Wednesday, 7 September 2011

On Canaan's side


If The Sense of an Ending by Julian Barnes is concerned with the unreliability of memory, then another Booker-shortlisted novel is about the necessity of memory for anchoring our identity. Lily Bere, the eighty-nine year old narrator of On Canaan’s Side by Sebastian Barry, sifts the memories of her long and tragic life. “What is the sound of an eighty-nine year old heart breaking?” she asks. Her “confession” provides the answer, where “a measure of tragedy is stitched into everything, if you follow the thread long enough.” Raking through the ancient store of her memories, Lily substantiates this assertion.

After the First World War, the young Lily is betrothed to Tadg Bere. He has enlisted for the Black and Tans, the Army regiment recruited to suppress any revolutionary impulses within Ireland. As a Catholic, he becomes a hunted man when a death sentence is placed on his head by the IRA. Lily and Tadg flee Sligo and cross the Atlantic to the security of America.

For Lily, America is the promised land. She is an archetype of the grateful immigrant, “a voyager in love with the place of her voyage.” But there is no escape from the enmities of the past and in New York, Tadg is murdered. Lily goes on the run. On Canaan’s Side interweaves the domestic details of Lily’s life in America with the broader sweep of history – the Second World War, the civil rights movement, Vietnam, the nuclear age and the Gulf War.

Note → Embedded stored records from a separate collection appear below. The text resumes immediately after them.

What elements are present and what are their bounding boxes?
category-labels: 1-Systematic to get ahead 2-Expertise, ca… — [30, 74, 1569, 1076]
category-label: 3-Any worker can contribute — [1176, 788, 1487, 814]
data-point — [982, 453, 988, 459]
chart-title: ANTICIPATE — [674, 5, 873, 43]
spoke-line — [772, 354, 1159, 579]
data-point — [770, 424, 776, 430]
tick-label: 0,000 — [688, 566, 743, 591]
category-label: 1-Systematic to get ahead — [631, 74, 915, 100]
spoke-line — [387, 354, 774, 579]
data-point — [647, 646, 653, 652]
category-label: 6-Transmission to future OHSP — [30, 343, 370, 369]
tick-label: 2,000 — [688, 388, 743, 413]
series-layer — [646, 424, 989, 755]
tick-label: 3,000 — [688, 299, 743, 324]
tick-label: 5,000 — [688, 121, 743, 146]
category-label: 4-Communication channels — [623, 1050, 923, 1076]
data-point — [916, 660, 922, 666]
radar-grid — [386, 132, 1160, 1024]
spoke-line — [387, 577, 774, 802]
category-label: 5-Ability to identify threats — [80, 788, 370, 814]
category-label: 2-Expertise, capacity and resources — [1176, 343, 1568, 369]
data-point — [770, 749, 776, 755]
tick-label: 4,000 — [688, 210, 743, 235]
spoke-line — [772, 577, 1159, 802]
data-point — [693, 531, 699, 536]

Employing a heightened lyricism, Barry describes the interplay between the memory of historic events and those quotidian experiences and people that coalesce in the memory to illuminate an ordinary life. For Lily, the memory of a golden afternoon on a rollercoaster with her husband has as much significance as hearing the news of Martin Luther King’s assassination. Both events make an impression on her, but only the joy of the fairground ride penetrates her being and is formative. “We may be immune to typhoid, tetanus, chickenpox, diphtheria, but never memory. There is no inoculation against that,” Lily points out.

Barry writes with all the concentrated attention of a poet. His prose is attuned to the pulse of life in all its sorrows and solaces– those stirrings and quickenings that reveal themselves to us in recollection and amplify the whispered cadences of the soul. As Lily puts it:

To remember sometimes is a great sorrow, but when the remembering has been done, there comes afterwards a very curious peacefulness. Because you have planted your flag on the summit of sorrow. You have climbed it.

And I notice again in the writing of this confession that there is nothing called long-ago after all. When things are summoned up, it is all present time, pure and simple. So that, much to my surprise, people I have loved are allowed to live again. What it is that allows them I don’t know. I have been happy now and then in the last two weeks, the special happiness that is offered from the hand of sorrow.